Em atenção à consulta acerca da fixação do teto do FIES para o curso de Medicina, estabelecido pela Resolução CG-Fies nº 63, de 24 de julho de 2025, apresentamos a análise técnica do SEMESP, de forma objetiva e alinhada à realidade das instituições de ensino superior.
A referida Resolução institui, para novos contratos firmados a partir de 2026/1, o valor semestral máximo financiável, o chamado Compromisso FIES. Para Medicina, esse limite foi fixado em R$ 78.000,00 por semestre. Trata-se, portanto, de um valor de referência aplicável exclusivamente dentro do programa, não interferindo no preço real da semestralidade definida pela instituição. A IES mantém plena autonomia para fixar seus valores, ainda que estes superem o limite estabelecido pela Resolução. Contudo, caso a semestralidade seja superior ao Compromisso FIES, a norma determina que a diferença não poderá ser repassada ao estudante financiado, seja de forma direta, indireta, por meio de coparticipação ou qualquer outro tipo de cobrança adicional.

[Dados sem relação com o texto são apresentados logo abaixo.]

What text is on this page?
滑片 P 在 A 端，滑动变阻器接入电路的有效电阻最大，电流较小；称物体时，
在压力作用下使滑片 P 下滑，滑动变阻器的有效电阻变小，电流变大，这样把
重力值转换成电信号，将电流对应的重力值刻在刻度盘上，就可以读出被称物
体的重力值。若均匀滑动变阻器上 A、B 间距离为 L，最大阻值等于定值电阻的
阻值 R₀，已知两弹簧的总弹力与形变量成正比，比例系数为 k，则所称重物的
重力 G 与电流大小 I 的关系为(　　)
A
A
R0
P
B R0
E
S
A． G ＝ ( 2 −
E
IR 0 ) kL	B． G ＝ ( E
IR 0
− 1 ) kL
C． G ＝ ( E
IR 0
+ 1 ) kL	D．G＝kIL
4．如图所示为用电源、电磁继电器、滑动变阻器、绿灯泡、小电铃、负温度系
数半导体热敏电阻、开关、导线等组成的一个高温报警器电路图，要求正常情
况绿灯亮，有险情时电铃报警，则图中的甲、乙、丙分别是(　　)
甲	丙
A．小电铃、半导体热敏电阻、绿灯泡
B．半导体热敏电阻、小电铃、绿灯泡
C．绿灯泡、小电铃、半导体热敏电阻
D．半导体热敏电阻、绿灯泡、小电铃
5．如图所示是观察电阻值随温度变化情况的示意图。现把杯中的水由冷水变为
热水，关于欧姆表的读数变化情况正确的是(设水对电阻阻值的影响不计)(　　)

Importante destacar que essa limitação não implica obrigação de redução da semestralidade oficial da instituição. A restrição atinge apenas o montante que poderá ser recebido no âmbito do financiamento FIES, sem afetar a liberdade da IES para precificar seus cursos. Assim, não existe determinação legal para que a instituição ajuste seu valor de semestralidade a partir do teto imposto pelo programa.
Quanto ao risco de judicialização por parte de alunos não financiados, compreendemos a preocupação, mas a tese de isonomia encontra barreiras jurídicas relevantes. O FIES constitui política pública com regras, limites e subsídios próprios, aplicáveis exclusivamente ao universo dos financiados. Já a relação contratual dos alunos não FIES é privada, distinta e baseada em autonomia da vontade e liberdade de preços, não havendo fundamento para extensão automática de benefícios de um grupo ao outro. Embora eventual demanda judicial possa surgir, a probabilidade de êxito é bastante discutível, considerando que não há identidade jurídica entre os públicos, e a jurisprudência tende a resguardar a autonomia universitária e a natureza diferenciada do programa de financiamento.
Sob a perspectiva institucional, a Resolução impõe impactos econômicos relevantes, sobretudo aos cursos de Medicina, o que pode demandar revisão estratégica da oferta de vagas via FIES. A instituição preserva autonomia plena para definição de preços, mas deve estar atenta ao fato de que o valor superior ao teto não será remunerado pelo programa e tampouco poderá ser repassado ao aluno. Isso exige atenção aos modelos de sustentabilidade financeira, aos contratos acadêmicos e à comunicação com estudantes e famílias, delimitando com clareza a distinção entre valor da semestralidade e valor financiado pelo programa.
É fundamental mencionar, ainda, que a Resolução CG-Fies nº 63/2025 contraria claramente a Lei nº 10.260/2001, especialmente o art. 4º, §§ 14 e 16, que expressamente prevêem que, sempre que o financiamento não cobrir 100% dos encargos educacionais, a diferença é de responsabilidade do estudante, devendo ser paga diretamente ao agente financeiro para posterior repasse à instituição. Ao proibir essa cobrança, a Resolução suprime obrigação prevista em Lei e impõe às IES um ônus não autorizado pelo legislador. Trata-se, portanto, de evidente ilegalidade, decorrente de extrapolação do poder regulamentar e violação do princípio da hierarquia normativa, uma vez que nenhum ato infralegal pode restringir ou alterar direitos e deveres expressamente definidos em Lei.
Diante desse cenário, recomendamos que as instituições reforcem internamente a distinção entre preço do curso e limite do financiamento, avaliem a viabilidade econômica da adesão ao FIES para Medicina, revisem instrumentos contratuais e mantenham comunicação clara com a comunidade acadêmica, prevenindo riscos reputacionais e interpretativos.
É importante esclarecer que o SEMESP vai oficiar ao MEC sobre essa ilegalidade, pois esse tipo de limitador não é uma novidade no programa do FIES.
Permanecemos à disposição para aprofundar o tema, apresentando informações adicionais ou apoiar análises específicas conforme a necessidade de cada instituição.